Feedback Management

We see feedback management as the capture, management and analysis of customer initiated feedback. While complaints are widely viewed as the primary form of customer feedback, compliments, issues, inquiries, requests or even simple comments are valuable sources of customer information.

What can effective Feedback Management do for you?

Effective feedback management will help you gain a better understanding of your customers. By giving your customers a voice you will receive information vital to improving your service levels. And by capturing and analyzing feedback, effective changes can be implemented to increase efficiencies, develop and improve your products and services and build competitive advantage.

The Feedback Management Ladder – where are you?

There are many steps of progression an organization will go through before it is truly utilizing customer feedback as a cornerstone of business success.
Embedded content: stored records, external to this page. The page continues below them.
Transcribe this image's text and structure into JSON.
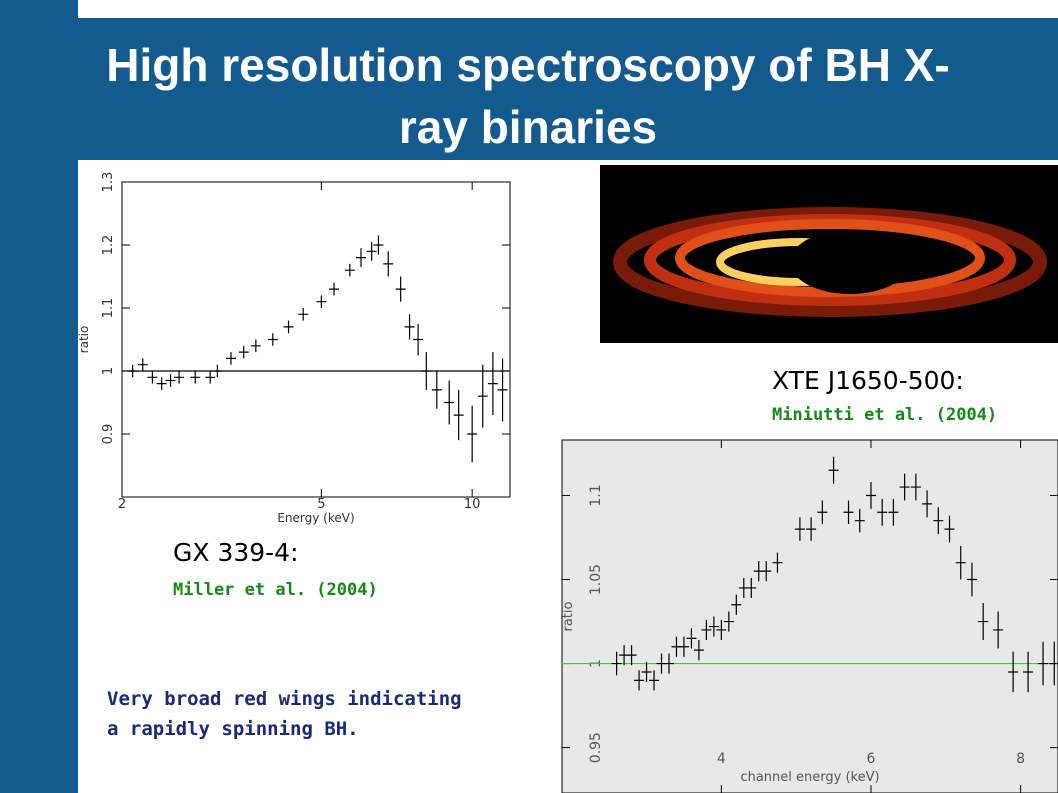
{
  "title": "High resolution spectroscopy of BH X-ray binaries",
  "chart_data": [
    {
      "type": "scatter",
      "xlabel": "Energy (keV)",
      "ylabel": "ratio",
      "xscale": "log",
      "xlim": [
        2,
        11.9
      ],
      "ylim": [
        0.8,
        1.3
      ],
      "xticks": [
        2,
        5,
        10
      ],
      "yticks": [
        0.9,
        1,
        1.1,
        1.2,
        1.3
      ],
      "hline": {
        "y": 1,
        "color": "#000000"
      },
      "background": "#ffffff",
      "x": [
        2.1,
        2.2,
        2.3,
        2.4,
        2.5,
        2.6,
        2.8,
        3.0,
        3.1,
        3.3,
        3.5,
        3.7,
        4.0,
        4.3,
        4.6,
        5.0,
        5.3,
        5.7,
        6.0,
        6.3,
        6.5,
        6.8,
        7.2,
        7.5,
        7.8,
        8.1,
        8.5,
        9.0,
        9.4,
        10.0,
        10.5,
        11.0,
        11.5
      ],
      "series": [
        {
          "color": "#000000",
          "values": [
            1.0,
            1.01,
            0.99,
            0.98,
            0.985,
            0.99,
            0.99,
            0.99,
            1.0,
            1.02,
            1.03,
            1.04,
            1.05,
            1.07,
            1.09,
            1.11,
            1.13,
            1.16,
            1.18,
            1.19,
            1.2,
            1.17,
            1.13,
            1.07,
            1.05,
            1.0,
            0.97,
            0.95,
            0.93,
            0.9,
            0.96,
            0.98,
            0.97
          ],
          "errors": [
            0.01,
            0.01,
            0.01,
            0.01,
            0.01,
            0.01,
            0.01,
            0.01,
            0.01,
            0.01,
            0.01,
            0.01,
            0.01,
            0.01,
            0.01,
            0.01,
            0.01,
            0.01,
            0.015,
            0.015,
            0.015,
            0.02,
            0.02,
            0.02,
            0.025,
            0.03,
            0.03,
            0.035,
            0.04,
            0.045,
            0.05,
            0.05,
            0.05
          ]
        }
      ]
    },
    {
      "type": "scatter",
      "xlabel": "channel energy (keV)",
      "ylabel": "ratio",
      "xlim": [
        1.87,
        8.5
      ],
      "ylim": [
        0.923,
        1.133
      ],
      "xticks": [
        4,
        6,
        8
      ],
      "yticks": [
        0.95,
        1,
        1.05,
        1.1
      ],
      "hline": {
        "y": 1,
        "color": "#33cc33"
      },
      "background": "#e8e8e8",
      "x": [
        2.6,
        2.7,
        2.8,
        2.9,
        3.0,
        3.1,
        3.2,
        3.3,
        3.4,
        3.5,
        3.6,
        3.7,
        3.8,
        3.9,
        4.0,
        4.1,
        4.2,
        4.3,
        4.4,
        4.5,
        4.6,
        4.75,
        5.05,
        5.2,
        5.35,
        5.5,
        5.7,
        5.85,
        6.0,
        6.15,
        6.3,
        6.45,
        6.6,
        6.75,
        6.9,
        7.05,
        7.2,
        7.35,
        7.5,
        7.7,
        7.9,
        8.1,
        8.3,
        8.45
      ],
      "series": [
        {
          "color": "#000000",
          "values": [
            1.0,
            1.005,
            1.005,
            0.99,
            0.995,
            0.99,
            1.0,
            1.0,
            1.01,
            1.01,
            1.015,
            1.008,
            1.02,
            1.022,
            1.02,
            1.025,
            1.035,
            1.045,
            1.045,
            1.055,
            1.055,
            1.06,
            1.08,
            1.08,
            1.09,
            1.115,
            1.09,
            1.085,
            1.1,
            1.09,
            1.09,
            1.105,
            1.105,
            1.095,
            1.085,
            1.08,
            1.06,
            1.05,
            1.025,
            1.02,
            0.995,
            0.995,
            1.0,
            1.0
          ],
          "errors": [
            0.007,
            0.006,
            0.006,
            0.006,
            0.006,
            0.006,
            0.006,
            0.006,
            0.006,
            0.006,
            0.006,
            0.006,
            0.006,
            0.006,
            0.006,
            0.006,
            0.006,
            0.006,
            0.006,
            0.006,
            0.006,
            0.006,
            0.007,
            0.007,
            0.007,
            0.008,
            0.007,
            0.007,
            0.008,
            0.008,
            0.008,
            0.008,
            0.008,
            0.008,
            0.008,
            0.008,
            0.01,
            0.01,
            0.011,
            0.011,
            0.012,
            0.012,
            0.013,
            0.013
          ]
        }
      ]
    }
  ],
  "labels": {
    "xte": "XTE J1650-500:",
    "xte_ref": "Miniutti et al. (2004)",
    "gx": "GX 339-4:",
    "gx_ref": "Miller et al. (2004)",
    "note": [
      "Very broad red wings indicating",
      "a rapidly spinning BH."
    ]
  }
}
At the most extreme end of the scale, enterprises have no feedback handling processes whatsoever. Complaints simply aren't on their radar and, with no viable means of evaluating the customer experience, they are essentially selling blind to their markets.
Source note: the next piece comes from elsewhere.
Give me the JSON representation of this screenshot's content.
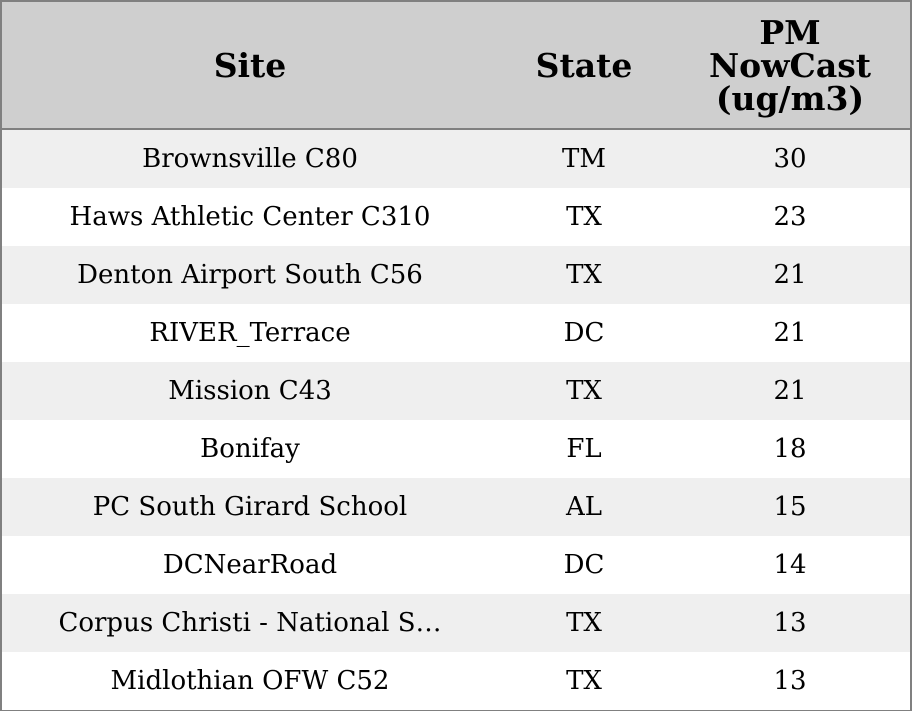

Moving up the scale, organizations will generally regard complaints as an expensive nuisance. Customer feedback is not actively solicited, and any customer data that is retained is generally logged through a non-specific system - essentially little more than data collection. Overall, the customer experience is likely to be hit and miss, with limited understanding of the customer-base which places restrictions on the ability to improve service levels.

As the progression of feedback management continues, organizations will begin to implement structured systems for dealing with customer complaints, although other forms of feedback may still be neglected. These enterprises may well have the capability to manage information effectively, with complaints often managed by a central team. However dealing with complaints is still likely to be seen as a resource drain, and there is unlikely to be a corporate wide focus on the analysis of the customer data.

Higher up the ladder will be organizations who actively seek to manage not only complaints but customer feedback as well. These enterprises encourage feedback from their customers across a variety of touch points. As businesses develop their complaint and feedback management infrastructures, they can begin to utilize customer data to learn about their customers' overall experience, allowing them to identify and implement improvements. Feedback data can be shared across the organization, and the knowledge gained used to implement continuous improvements to customer service. And, because feedback is managed so proactively, businesses can realize real and direct benefits.